Gençlerin biri çıksa diasporik yaşamımızdaki tüm
yayınlarımızı incelese, yazıları derlese…
Sonra da bu yazıları, yazanların yaşamları ile bir
karşılaştırsa…
Gençliklerinde milliyetçiliklerine toz kondurmayanların
acaba kaçı orta yaşlılıklarında da bu söylemlerini
sürdürebilmiştir. Hele, yaşamlarını yazdıklarına paralel
düzenleyebilenler, düzenleme çabası gösterenler acaba
kaçta kaçtır. Bunların acaba kaçı uğruna bir bedel
ödemeyeceği şeyleri yazdığı, söylediği, başkalarını
karaladığı için pişmanlık duymuştur, pişmanlık
duymaktadır.
Allah uzun ömür versin,sağlığı yerinde olanlardan,
ulusal çabaları izleyenlerin sayısı acaba ne kadardır.

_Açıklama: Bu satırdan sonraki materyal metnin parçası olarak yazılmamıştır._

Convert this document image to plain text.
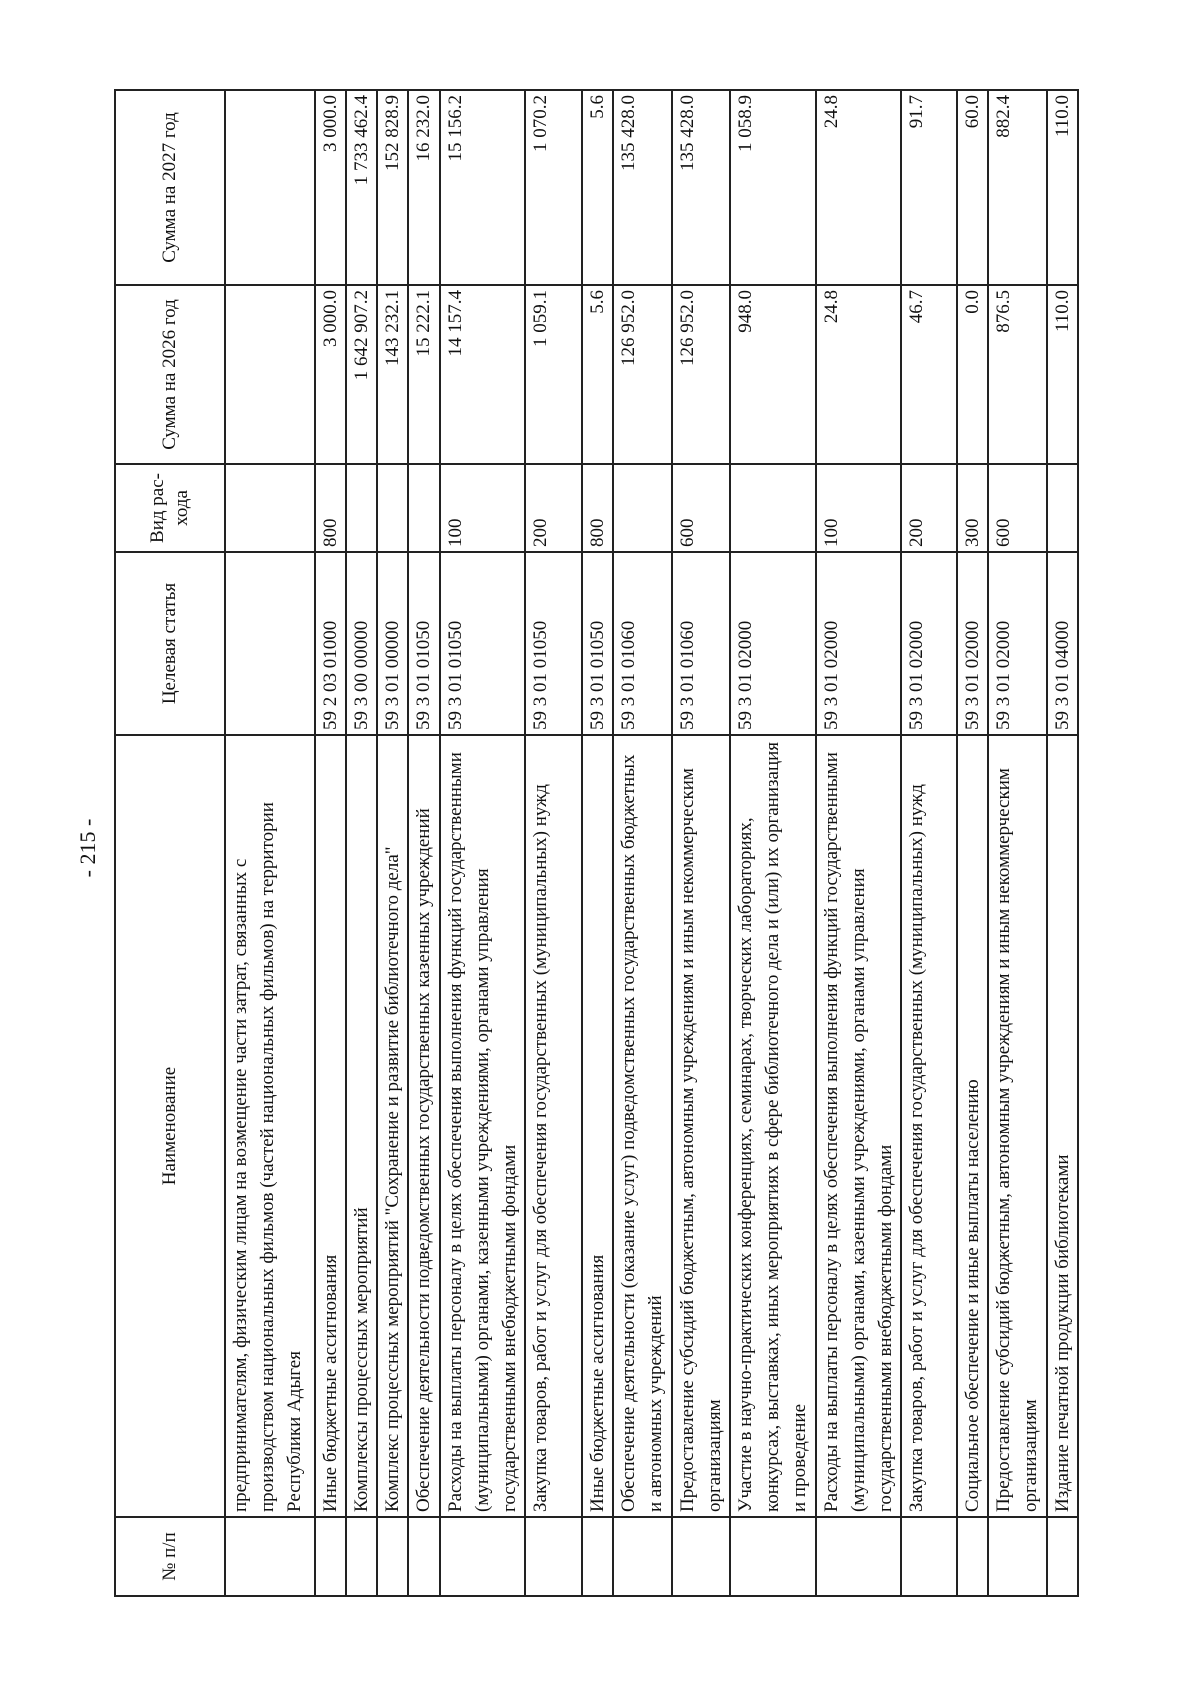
- 215 -
№ п/п	Наименование	Целевая статья	Вид рас-хода	Сумма на 2026 год	Сумма на 2027 год
	предпринимателям, физическим лицам на возмещение части затрат, связанных с производством национальных фильмов (частей национальных фильмов) на территории Республики Адыгея				
	Иные бюджетные ассигнования	59 2 03 01000	800	3 000.0	3 000.0
	Комплексы процессных мероприятий	59 3 00 00000		1 642 907.2	1 733 462.4
	Комплекс процессных мероприятий "Сохранение и развитие библиотечного дела"	59 3 01 00000		143 232.1	152 828.9
	Обеспечение деятельности подведомственных государственных казенных учреждений	59 3 01 01050		15 222.1	16 232.0
	Расходы на выплаты персоналу в целях обеспечения выполнения функций государственными (муниципальными) органами, казенными учреждениями, органами управления государственными внебюджетными фондами	59 3 01 01050	100	14 157.4	15 156.2
	Закупка товаров, работ и услуг для обеспечения государственных (муниципальных) нужд	59 3 01 01050	200	1 059.1	1 070.2
	Иные бюджетные ассигнования	59 3 01 01050	800	5.6	5.6
	Обеспечение деятельности (оказание услуг) подведомственных государственных бюджетных и автономных учреждений	59 3 01 01060		126 952.0	135 428.0
	Предоставление субсидий бюджетным, автономным учреждениям и иным некоммерческим организациям	59 3 01 01060	600	126 952.0	135 428.0
	Участие в научно-практических конференциях, семинарах, творческих лабораториях, конкурсах, выставках, иных мероприятиях в сфере библиотечного дела и (или) их организация и проведение	59 3 01 02000		948.0	1 058.9
	Расходы на выплаты персоналу в целях обеспечения выполнения функций государственными (муниципальными) органами, казенными учреждениями, органами управления государственными внебюджетными фондами	59 3 01 02000	100	24.8	24.8
	Закупка товаров, работ и услуг для обеспечения государственных (муниципальных) нужд	59 3 01 02000	200	46.7	91.7
	Социальное обеспечение и иные выплаты населению	59 3 01 02000	300	0.0	60.0
	Предоставление субсидий бюджетным, автономным учреждениям и иным некоммерческим организациям	59 3 01 02000	600	876.5	882.4
	Издание печатной продукции библиотеками	59 3 01 04000		110.0	110.0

Peki bunların kaçta kaçı, günümüz kahramanlarına bakıp,
bakıp “Zamanında bizler de neler söylemiş, neler
yazmıştık. Nasıl gerçekleştirilebileceğini hiç
düşünmeden halkımız için ne güzel şeyler amaçlamıştık.
Gün gelir sizler de durulursunuz. Güzel amaçları yazma
söyleme ile güzel amaçları gerçekleştirme çabasının
kişiye yüklediği sorumlulukların birbirine ne denli uzak
olduğunu anlarsınız. Anlamak istemezseniz gerçeklere
öyle bir toslayış toslarsınız ki şaşar kalırsınız.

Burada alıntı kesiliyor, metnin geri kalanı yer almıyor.